We at The Olympian believe that school administration could have taken many more steps to prevent drug use during Junior Prom. We suggest that more precautions be taken leading up to Senior Ball, and that a new drug policy be put in place for all future school events.

Upon arriving at the prom venue, students were searched for various prohibited items by staff members at the door. We believe that these searches are not necessarily the most effective, as students can easily hide items in undergarments, making them nearly impossible to detect in a quick scan. With hundreds of attendees, more thorough searches are unreasonable, and would waste too much time.

Despite the best efforts of security, students are able to bypass this barrier, and bring drugs into the dance.

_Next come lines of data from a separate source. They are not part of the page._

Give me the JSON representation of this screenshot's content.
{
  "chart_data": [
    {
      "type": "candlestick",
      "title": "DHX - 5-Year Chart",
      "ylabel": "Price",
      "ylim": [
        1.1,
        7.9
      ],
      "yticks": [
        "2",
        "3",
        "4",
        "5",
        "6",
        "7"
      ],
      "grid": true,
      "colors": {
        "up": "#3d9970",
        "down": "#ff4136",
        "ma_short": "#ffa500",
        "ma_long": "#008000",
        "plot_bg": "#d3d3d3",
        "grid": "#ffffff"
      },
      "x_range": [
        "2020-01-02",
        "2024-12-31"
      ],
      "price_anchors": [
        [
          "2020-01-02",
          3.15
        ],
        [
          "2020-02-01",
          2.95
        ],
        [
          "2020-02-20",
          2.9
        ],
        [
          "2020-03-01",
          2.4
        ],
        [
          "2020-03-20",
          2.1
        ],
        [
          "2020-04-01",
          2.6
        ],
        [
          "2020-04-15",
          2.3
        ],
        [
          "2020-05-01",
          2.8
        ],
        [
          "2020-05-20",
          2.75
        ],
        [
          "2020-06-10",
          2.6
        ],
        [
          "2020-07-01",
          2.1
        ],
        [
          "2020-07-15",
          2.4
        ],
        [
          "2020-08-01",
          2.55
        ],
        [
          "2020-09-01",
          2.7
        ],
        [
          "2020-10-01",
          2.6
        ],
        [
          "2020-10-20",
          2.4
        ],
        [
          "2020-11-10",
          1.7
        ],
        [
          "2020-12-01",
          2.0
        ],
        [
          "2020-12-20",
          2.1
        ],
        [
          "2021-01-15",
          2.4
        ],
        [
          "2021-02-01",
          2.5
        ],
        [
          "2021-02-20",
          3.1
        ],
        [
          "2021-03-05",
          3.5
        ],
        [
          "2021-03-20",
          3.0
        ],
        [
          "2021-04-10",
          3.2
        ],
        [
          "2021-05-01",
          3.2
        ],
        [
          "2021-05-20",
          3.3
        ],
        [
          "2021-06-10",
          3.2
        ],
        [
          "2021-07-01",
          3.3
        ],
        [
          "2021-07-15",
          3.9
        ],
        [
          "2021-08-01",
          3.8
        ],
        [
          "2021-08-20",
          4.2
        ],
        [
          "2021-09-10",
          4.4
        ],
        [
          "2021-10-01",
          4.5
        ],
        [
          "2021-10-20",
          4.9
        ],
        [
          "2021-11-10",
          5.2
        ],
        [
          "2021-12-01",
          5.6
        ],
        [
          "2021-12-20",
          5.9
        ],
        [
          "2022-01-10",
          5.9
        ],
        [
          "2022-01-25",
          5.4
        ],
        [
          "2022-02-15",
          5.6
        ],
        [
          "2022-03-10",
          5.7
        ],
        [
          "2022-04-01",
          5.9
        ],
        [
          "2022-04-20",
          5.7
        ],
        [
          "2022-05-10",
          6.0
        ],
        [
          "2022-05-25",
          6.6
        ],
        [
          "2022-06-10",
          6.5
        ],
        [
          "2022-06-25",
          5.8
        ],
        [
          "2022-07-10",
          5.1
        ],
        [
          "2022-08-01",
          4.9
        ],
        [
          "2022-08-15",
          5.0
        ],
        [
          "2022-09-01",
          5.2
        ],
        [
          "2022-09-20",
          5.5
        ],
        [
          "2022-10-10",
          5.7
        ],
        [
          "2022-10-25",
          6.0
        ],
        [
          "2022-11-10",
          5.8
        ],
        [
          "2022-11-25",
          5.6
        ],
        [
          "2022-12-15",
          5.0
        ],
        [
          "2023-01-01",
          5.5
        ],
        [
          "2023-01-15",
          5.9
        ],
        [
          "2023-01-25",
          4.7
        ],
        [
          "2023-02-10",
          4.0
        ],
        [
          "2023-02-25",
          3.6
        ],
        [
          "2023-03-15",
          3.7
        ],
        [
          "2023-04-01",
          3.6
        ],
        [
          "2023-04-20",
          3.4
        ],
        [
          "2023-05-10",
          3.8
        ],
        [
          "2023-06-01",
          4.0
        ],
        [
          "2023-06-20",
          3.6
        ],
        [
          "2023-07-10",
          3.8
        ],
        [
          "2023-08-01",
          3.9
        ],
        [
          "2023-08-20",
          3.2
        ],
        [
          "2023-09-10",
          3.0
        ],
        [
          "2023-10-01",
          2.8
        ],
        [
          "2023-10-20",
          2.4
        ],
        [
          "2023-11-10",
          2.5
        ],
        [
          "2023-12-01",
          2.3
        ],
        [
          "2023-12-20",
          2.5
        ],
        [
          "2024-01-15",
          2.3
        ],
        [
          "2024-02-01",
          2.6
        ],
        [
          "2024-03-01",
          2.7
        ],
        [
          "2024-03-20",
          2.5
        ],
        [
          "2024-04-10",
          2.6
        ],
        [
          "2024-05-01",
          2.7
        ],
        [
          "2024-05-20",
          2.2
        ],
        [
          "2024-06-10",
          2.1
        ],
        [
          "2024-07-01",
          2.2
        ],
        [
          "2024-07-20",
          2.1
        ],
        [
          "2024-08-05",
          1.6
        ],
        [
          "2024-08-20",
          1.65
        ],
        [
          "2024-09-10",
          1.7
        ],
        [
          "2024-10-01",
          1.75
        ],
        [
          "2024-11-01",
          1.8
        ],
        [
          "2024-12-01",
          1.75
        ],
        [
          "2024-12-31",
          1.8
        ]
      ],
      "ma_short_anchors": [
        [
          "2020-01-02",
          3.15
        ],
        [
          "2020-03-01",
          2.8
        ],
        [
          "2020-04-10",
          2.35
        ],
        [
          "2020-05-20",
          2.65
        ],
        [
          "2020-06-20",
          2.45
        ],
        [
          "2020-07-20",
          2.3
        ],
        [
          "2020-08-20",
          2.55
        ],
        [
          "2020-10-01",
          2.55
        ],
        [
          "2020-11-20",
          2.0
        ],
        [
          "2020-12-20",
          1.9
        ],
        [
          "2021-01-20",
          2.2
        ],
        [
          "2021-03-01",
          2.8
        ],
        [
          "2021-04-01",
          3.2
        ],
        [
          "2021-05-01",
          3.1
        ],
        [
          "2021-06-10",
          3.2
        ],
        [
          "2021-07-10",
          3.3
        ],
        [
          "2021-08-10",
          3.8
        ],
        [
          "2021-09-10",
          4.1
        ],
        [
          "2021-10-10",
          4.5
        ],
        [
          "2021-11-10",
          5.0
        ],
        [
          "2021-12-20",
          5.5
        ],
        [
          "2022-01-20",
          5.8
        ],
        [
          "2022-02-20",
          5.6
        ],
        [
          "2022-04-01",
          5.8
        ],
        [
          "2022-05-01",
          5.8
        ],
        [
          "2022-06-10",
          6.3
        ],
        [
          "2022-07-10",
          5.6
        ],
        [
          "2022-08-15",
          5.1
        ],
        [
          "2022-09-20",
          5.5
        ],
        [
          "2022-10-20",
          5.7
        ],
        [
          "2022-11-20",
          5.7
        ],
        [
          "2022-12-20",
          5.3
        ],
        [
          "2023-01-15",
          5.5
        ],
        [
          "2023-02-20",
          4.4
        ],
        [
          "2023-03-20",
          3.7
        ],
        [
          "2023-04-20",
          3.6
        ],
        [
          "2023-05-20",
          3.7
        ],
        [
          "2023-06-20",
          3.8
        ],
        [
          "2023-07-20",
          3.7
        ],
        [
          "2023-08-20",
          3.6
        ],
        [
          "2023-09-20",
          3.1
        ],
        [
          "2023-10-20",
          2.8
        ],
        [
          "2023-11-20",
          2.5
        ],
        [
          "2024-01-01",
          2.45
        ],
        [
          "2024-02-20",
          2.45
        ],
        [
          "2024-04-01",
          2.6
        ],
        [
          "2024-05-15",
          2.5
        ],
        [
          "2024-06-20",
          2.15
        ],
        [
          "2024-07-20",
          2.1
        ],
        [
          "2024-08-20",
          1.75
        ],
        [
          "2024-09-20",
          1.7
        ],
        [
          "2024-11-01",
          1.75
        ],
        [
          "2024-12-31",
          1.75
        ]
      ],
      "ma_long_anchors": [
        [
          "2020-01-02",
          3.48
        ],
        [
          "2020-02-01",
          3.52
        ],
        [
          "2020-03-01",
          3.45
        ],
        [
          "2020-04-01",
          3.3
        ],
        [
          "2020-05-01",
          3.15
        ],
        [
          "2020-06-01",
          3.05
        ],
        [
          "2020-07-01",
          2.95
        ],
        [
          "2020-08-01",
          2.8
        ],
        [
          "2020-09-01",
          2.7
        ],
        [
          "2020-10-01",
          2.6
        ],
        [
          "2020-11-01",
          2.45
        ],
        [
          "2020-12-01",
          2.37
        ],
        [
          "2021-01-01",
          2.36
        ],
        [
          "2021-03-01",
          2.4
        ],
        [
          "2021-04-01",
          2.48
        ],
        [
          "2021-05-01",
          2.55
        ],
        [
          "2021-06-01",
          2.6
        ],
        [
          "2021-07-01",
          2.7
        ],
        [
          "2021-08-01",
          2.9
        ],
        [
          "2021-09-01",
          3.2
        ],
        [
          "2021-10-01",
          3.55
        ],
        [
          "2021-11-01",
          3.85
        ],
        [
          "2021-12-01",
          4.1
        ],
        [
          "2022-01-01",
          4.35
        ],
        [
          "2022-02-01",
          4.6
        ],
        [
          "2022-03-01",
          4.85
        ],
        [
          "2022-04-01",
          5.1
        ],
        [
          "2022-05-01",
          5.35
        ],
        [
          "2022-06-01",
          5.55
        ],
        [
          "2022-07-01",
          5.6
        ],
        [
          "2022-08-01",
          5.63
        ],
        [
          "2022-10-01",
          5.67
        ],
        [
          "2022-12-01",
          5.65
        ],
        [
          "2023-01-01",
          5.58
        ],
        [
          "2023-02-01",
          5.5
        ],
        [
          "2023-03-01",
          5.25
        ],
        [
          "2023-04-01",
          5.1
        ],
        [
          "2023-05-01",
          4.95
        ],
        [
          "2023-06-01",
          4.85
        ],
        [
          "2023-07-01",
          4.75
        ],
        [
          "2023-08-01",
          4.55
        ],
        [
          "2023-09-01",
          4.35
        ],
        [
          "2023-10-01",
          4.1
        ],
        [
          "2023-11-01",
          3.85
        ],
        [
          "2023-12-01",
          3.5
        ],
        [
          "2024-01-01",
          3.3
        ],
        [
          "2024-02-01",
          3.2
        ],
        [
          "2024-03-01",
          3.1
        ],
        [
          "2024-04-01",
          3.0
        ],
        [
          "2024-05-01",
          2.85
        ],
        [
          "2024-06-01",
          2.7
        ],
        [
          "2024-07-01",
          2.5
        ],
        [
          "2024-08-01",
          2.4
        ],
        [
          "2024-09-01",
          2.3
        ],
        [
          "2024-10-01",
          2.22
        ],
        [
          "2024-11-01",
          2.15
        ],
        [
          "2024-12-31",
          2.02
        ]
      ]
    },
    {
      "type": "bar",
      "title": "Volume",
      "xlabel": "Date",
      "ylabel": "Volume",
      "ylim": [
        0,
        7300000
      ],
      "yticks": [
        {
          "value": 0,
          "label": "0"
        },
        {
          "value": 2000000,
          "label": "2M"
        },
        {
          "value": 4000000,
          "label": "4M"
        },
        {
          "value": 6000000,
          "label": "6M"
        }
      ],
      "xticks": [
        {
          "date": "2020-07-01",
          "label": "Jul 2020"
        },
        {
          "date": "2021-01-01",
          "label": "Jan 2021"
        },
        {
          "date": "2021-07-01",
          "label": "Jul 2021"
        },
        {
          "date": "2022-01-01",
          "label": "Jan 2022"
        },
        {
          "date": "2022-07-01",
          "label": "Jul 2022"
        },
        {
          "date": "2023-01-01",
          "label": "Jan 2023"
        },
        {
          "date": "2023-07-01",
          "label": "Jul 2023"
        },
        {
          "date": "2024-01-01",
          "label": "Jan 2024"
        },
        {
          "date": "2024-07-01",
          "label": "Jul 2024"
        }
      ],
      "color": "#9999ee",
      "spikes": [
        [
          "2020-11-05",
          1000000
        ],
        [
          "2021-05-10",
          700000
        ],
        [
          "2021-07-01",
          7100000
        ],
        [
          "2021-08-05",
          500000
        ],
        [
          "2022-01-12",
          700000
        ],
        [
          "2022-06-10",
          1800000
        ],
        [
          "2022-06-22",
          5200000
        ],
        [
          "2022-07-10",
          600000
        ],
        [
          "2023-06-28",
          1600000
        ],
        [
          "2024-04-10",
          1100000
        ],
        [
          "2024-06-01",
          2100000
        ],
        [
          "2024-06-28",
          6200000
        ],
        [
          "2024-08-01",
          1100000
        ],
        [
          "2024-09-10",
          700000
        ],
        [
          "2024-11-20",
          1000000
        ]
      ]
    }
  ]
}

In order to combat its use in the venue, we suggest having more on-site supervision. Teachers and administration should patrol all of the rooms and bathrooms in order to ensure proper student conduct. With the presence of an authority figure, and the prospect of punishment, students would be less likely to abuse illegal substances.

Punishment for offenders should not only be enforced, but intensified as well. The student handbook dictates that being under the influence, as well as possession of drugs and alcohol, are punishable with a five day suspension and filed police report. State law makes possession of drugs punishable with a fine and up a month in jail. However, very few students suffer these consequences.

Drug use cannot be taken lightly at CVHS and offenders should be rightfully punished for their activity. Consequences should be amplified in order to ensure compliance to these rules. The drug rules should be enforced to their highest extent, creating a truly zero-tolerance attitude towards drugs. For Senior Ball, we suggest taking away the privilege to walk the stage during graduation for those who are caught violating the drug policy. Students need to realize the severity of their offense to prevent abuse.

As it is in many cases, the first step in ending this problem is with prevention. The administration needs to continuously address the CVHS drug problem as it arises on campus. Sometimes students show up to class high and the hallways smell like marijuana. Students aren’t seeing the consequences that come with the possession or use of drugs and alcohol, and by showing leniency in the policy, administration is encouraging the continued abuse. In order to maintain student safety both on and off campus, school officials need to take more steps in enforcing the drug policy.

Students, however, still assume a majority of the responsibility of their actions. School and school-run events are not the time and place for drug and alcohol use, and  students need to take their peers into consideration. Users should be aware of both the physical and legal consequences of consumption, and take all steps necessary in staying safe, even if it does mean leaving drugs behind on prom night.